On sait que c’est le cheval de bataille, et à juste titre, de l’Unafam, qui est confrontée quotidiennement au problème, qu’une aide humaine pourrait largement atténuer. Eh bien les CReHPsy, dans leur positionnement de terrain avec leurs partenaires, sont, de par leurs missions, spécialement impliqués dans ce que les spécialistes en santé publique appellent le « plaidoyer ». Les CReHPsy sont, dans leurs territoires, et dans le traitement concret des situations, ou d’animation des réseaux d’acteurs, en posture de plaidoyer.
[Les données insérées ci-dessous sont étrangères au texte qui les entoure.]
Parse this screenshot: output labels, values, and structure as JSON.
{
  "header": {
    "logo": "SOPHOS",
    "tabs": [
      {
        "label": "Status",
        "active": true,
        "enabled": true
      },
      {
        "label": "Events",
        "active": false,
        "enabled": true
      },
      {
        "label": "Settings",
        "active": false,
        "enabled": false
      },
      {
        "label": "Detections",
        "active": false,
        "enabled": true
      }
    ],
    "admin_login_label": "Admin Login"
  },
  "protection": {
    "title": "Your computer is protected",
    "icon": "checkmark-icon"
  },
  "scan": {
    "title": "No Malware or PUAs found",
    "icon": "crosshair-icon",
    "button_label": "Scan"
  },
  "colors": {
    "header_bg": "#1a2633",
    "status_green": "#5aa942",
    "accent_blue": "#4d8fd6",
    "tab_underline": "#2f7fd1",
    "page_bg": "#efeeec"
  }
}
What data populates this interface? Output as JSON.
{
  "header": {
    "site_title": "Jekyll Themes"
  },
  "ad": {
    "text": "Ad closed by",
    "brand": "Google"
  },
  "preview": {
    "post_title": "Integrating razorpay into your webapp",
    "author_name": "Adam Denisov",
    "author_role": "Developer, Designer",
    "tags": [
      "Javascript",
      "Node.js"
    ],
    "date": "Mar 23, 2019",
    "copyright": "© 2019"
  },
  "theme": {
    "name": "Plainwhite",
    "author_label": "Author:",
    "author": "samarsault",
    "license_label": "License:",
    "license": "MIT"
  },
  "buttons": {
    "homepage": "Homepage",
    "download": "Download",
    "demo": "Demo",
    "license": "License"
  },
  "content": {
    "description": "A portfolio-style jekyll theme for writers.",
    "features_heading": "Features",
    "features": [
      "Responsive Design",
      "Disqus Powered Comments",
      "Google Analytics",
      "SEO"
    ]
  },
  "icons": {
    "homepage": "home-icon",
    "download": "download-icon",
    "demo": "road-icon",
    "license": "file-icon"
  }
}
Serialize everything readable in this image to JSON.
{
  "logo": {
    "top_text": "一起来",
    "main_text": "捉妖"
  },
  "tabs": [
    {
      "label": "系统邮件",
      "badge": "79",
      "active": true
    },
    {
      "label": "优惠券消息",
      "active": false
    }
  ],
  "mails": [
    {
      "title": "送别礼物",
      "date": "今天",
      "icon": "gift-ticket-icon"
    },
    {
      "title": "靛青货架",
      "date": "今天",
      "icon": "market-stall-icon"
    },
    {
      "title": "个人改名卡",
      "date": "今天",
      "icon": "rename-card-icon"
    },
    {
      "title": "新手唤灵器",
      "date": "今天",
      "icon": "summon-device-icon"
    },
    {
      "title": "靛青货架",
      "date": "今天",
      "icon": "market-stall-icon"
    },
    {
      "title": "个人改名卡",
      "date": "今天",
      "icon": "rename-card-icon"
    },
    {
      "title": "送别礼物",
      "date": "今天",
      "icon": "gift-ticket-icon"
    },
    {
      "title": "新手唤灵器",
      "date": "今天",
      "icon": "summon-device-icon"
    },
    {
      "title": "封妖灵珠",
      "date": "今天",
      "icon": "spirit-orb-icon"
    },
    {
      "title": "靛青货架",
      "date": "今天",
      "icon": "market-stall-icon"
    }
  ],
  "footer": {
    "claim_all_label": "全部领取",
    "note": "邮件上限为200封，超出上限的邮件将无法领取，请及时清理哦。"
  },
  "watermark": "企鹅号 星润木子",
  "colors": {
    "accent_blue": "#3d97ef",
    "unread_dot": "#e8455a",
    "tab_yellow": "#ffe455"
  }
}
Voilà, je vais m’arrêter là, Isabelle souhaitait que j’aborde les CReHPsy par le biais d’un « projet pour faire avancer la santé mentale », c’est un peu ce que j’ai essayé de vous proposer. Pour terminer, je voudrais insister sur l’idée suivante : quand on parle de réhabilitation, on pense souvent évaluation cognitive, outils, programmes, on parle parcours, que dans nos milieux on assimile un peu trop au simple suivi, on parle pratiques orientées rétablissement, c’est l’étape d’après, et c’est bien quand ça marche bien, on parle pouvoir d’agir et pair-aidance, mais peut-être ne parle t on pas assez des situations qui s’enkystent, des défaillances du système qui s’accumulent, des occasions manquées, des échecs, de la pulsion de mort, mais aussi de la pauvreté de notre équipement, du manque de formation, souvent, de nos équipes, dans les territoires de la France blessée. Il y a là aussi, à ouvrir les yeux : quelle action minimale à mettre en œuvre ? quelle aide concrète ? quel soutien aux aidants ? quelle solidarité de la communauté ? quelles conditions d’existence à proposer, et avec qui y réfléchir ? Comment faire passer ce qui doit rester une ambition forte ?

Je vous laisse ici, avec plus de questions que de réponses. Merci

[1] Gérer sa sécurité, et Maîtriser son comportement dans ses relations avec autrui.